Union: Join two subsets into a single set. isConnected: Determine which subset a particular element is in. This can be used for determining if two elements are in same subset.
Your Task:
You have to complete the function union_() which merges the node1 and node2. You will also have to complete the function isConnected() which will return whether the two nodes are connected.
Note: Both function will contain two arrays par[] and ranks1[] along with two nodes. Initially par[i] = i and rank1[i] = 1
Expected Time Complexity: O(N+Q)
Expected Auxiliary Space: O(1)
Examples #
Example 1:
Input:
N = 5
q = 4
Queries =
Union(1,3)
isConnected(1,2)
Union(1,5)
isConnected(3,5)
Output:
0
1
Explanation: Initially all nodes 1 2 3 4 5
are not connected.
After Union(1,3), node 1 and 3 will be
connected.
When we do isConnected(1,2), as node 1
and 2 are not connected it will return 0.

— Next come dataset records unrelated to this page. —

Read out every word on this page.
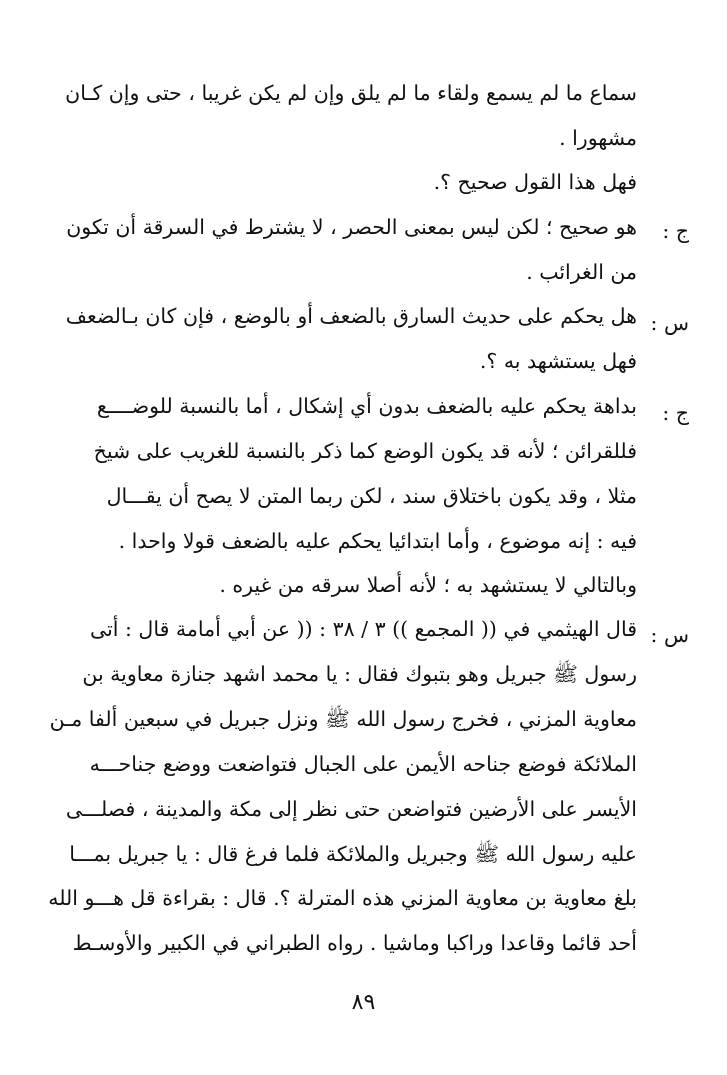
سماع ما لم يسمع ولقاء ما لم يلق وإن لم يكن غريبا ، حتى وإن كـان
مشهورا .
فهل هذا القول صحيح ؟.
ج :
هو صحيح ؛ لكن ليس بمعنى الحصر ، لا يشترط في السرقة أن تكون
من الغرائب .
س :
هل يحكم على حديث السارق بالضعف أو بالوضع ، فإن كان بـالضعف
فهل يستشهد به ؟.
ج :
بداهة يحكم عليه بالضعف بدون أي إشكال ، أما بالنسبة للوضــــع
فللقرائن ؛ لأنه قد يكون الوضع كما ذكر بالنسبة للغريب على شيخ
مثلا ، وقد يكون باختلاق سند ، لكن ربما المتن لا يصح أن يقـــال
فيه : إنه موضوع ، وأما ابتدائيا يحكم عليه بالضعف قولا واحدا .
وبالتالي لا يستشهد به ؛ لأنه أصلا سرقه من غيره .
س :
قال الهيثمي في (( المجمع )) ٣ / ٣٨ : (( عن أبي أمامة قال : أتى
رسول ﷺ جبريل وهو بتبوك فقال : يا محمد اشهد جنازة معاوية بن
معاوية المزني ، فخرج رسول الله ﷺ ونزل جبريل في سبعين ألفا مـن
الملائكة فوضع جناحه الأيمن على الجبال فتواضعت ووضع جناحـــه
الأيسر على الأرضين فتواضعن حتى نظر إلى مكة والمدينة ، فصلـــى
عليه رسول الله ﷺ وجبريل والملائكة فلما فرغ قال : يا جبريل بمـــا
بلغ معاوية بن معاوية المزني هذه المترلة ؟. قال : بقراءة قل هـــو الله
أحد قائما وقاعدا وراكبا وماشيا . رواه الطبراني في الكبير والأوسـط
٨٩
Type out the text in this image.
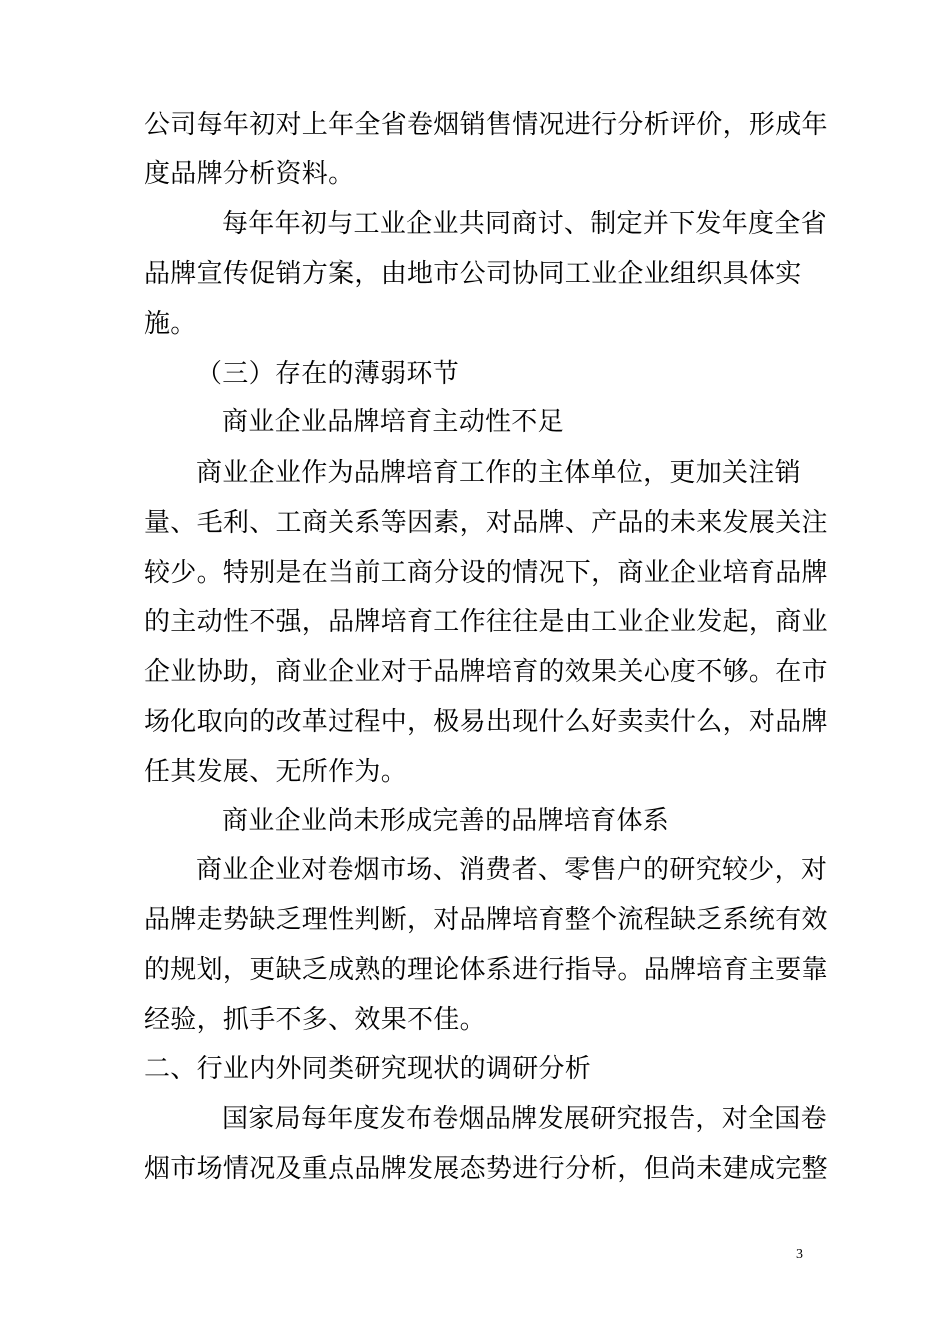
公司每年初对上年全省卷烟销售情况进行分析评价，形成年
度品牌分析资料。
每年年初与工业企业共同商讨、制定并下发年度全省
品牌宣传促销方案，由地市公司协同工业企业组织具体实
施。
（三）存在的薄弱环节
商业企业品牌培育主动性不足
商业企业作为品牌培育工作的主体单位，更加关注销
量、毛利、工商关系等因素，对品牌、产品的未来发展关注
较少。特别是在当前工商分设的情况下，商业企业培育品牌
的主动性不强，品牌培育工作往往是由工业企业发起，商业
企业协助，商业企业对于品牌培育的效果关心度不够。在市
场化取向的改革过程中，极易出现什么好卖卖什么，对品牌
任其发展、无所作为。
商业企业尚未形成完善的品牌培育体系
商业企业对卷烟市场、消费者、零售户的研究较少，对
品牌走势缺乏理性判断，对品牌培育整个流程缺乏系统有效
的规划，更缺乏成熟的理论体系进行指导。品牌培育主要靠
经验，抓手不多、效果不佳。
二、行业内外同类研究现状的调研分析
国家局每年度发布卷烟品牌发展研究报告，对全国卷
烟市场情况及重点品牌发展态势进行分析，但尚未建成完整
3
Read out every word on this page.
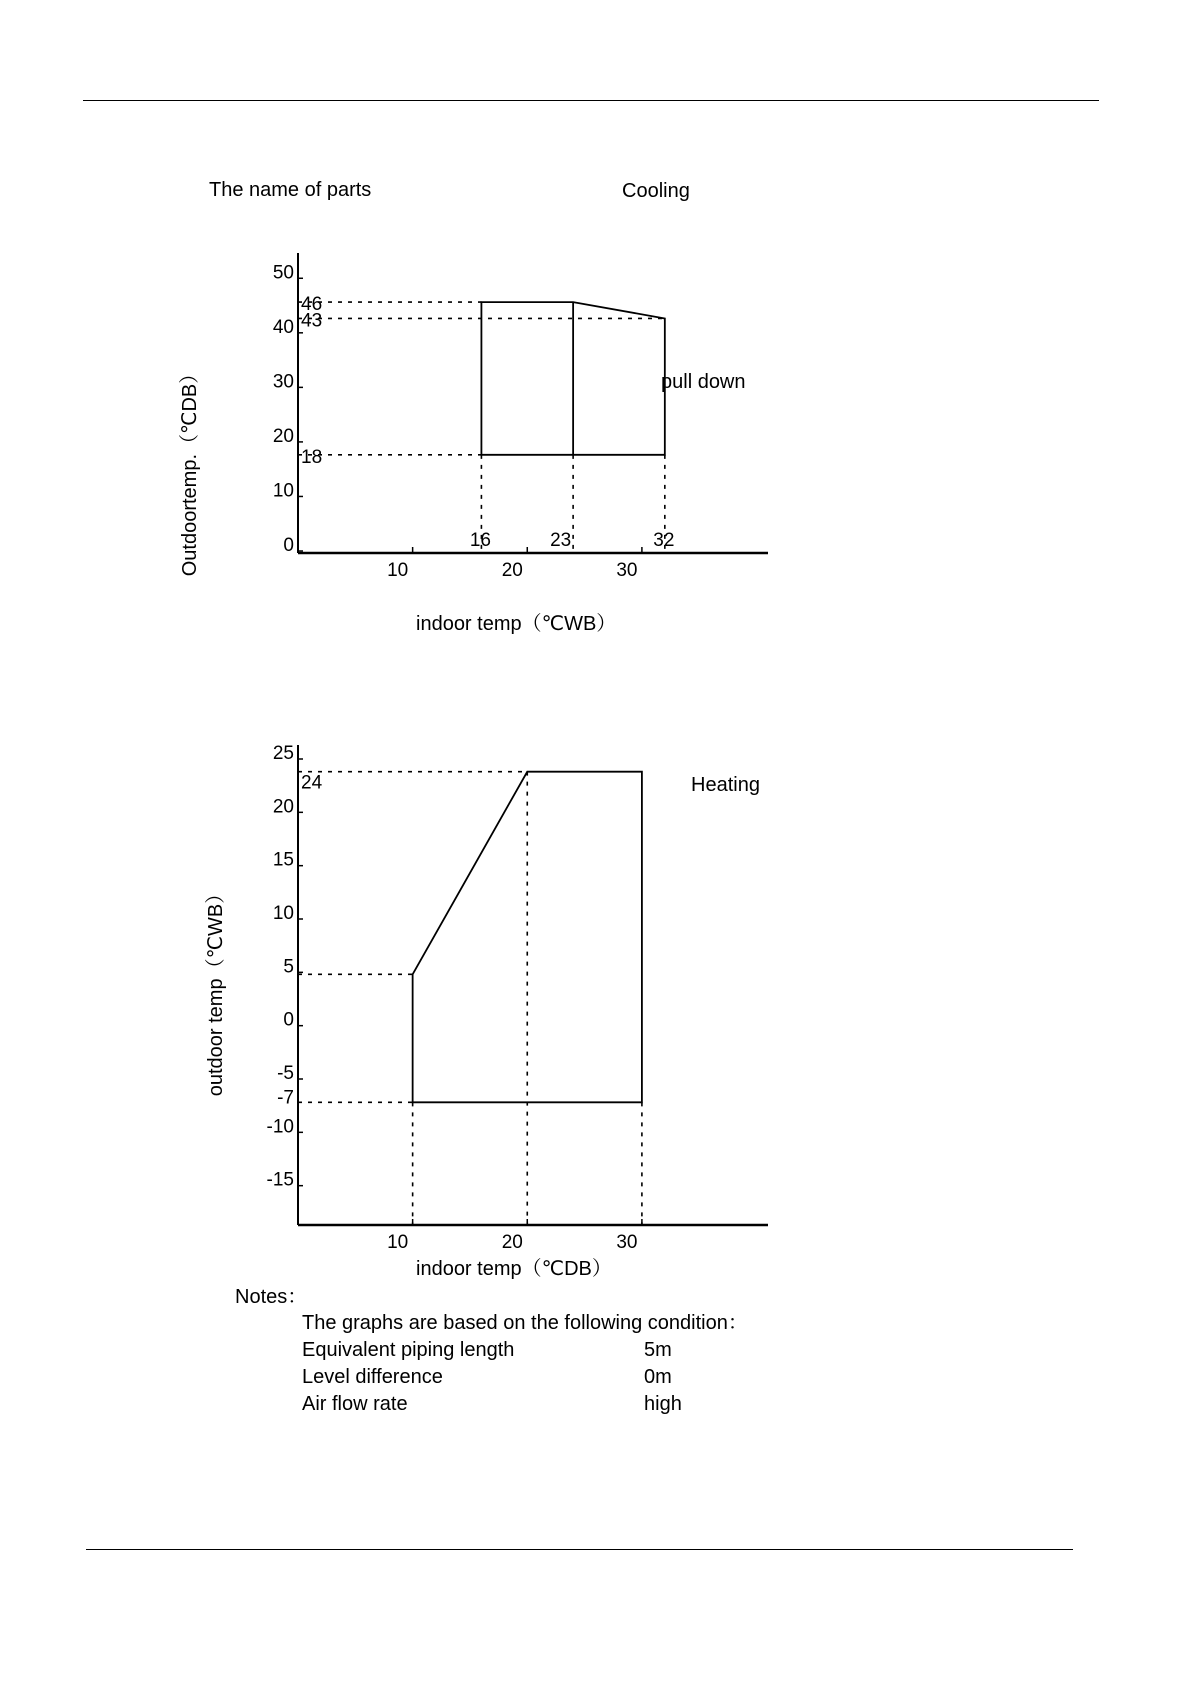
The name of parts	Cooling
0
10
20
30
40
50
10	20	30
18
43
46
16	23	32
pull down
indoor temp（℃WB）
Outdoortemp.（℃DB）
-15
-10
-5
0
5
10
15
20
25
10	20	30
24
-7
Heating
indoor temp（℃DB）
outdoor temp（℃WB）
Notes：
The graphs are based on the following condition：
Equivalent piping length	5m
Level difference	0m
Air flow rate	high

After Union(1,5), node 1 and 5 will be
connected.
When we do isConnected(3,5), as node
1 and 3 are connected, and node 1 and 5
are connected, hence 3 and 5 are
connected. Thus it will return 1.
Example 2:
Input:
N = 5
q = 4
Queries =
Union(1,4)
Union(1,5)
isConnected(2,3)
Union(3,4)
Output: 0
Constraints #
1 ≤ N , Q ≤ 10^51 ≤ Edges[i][0], Edges[i][1] ≤ N
Solutions #
class Solution
{
public:
//Function to merge two nodes a and b.
void union_( int a, int b, int par[], int rank1[])
{
//code here
a = find(a,par);
b = find(b,par);
if(rank1[a]>rank1[b])
par[b]=a;
else par[a]=b;
if(rank1[a]==rank1[b]) rank1[a]++;
}
int find(int x,int par[]){
if(par[x]!=x){
par[x]=find(par[x],par);
}
return par[x];
}
//Function to check whether 2 nodes are connected or not.
bool isConnected(int x,int y, int par[], int rank1[])
{
//code here
return find(x,par)==find(y,par);
}
};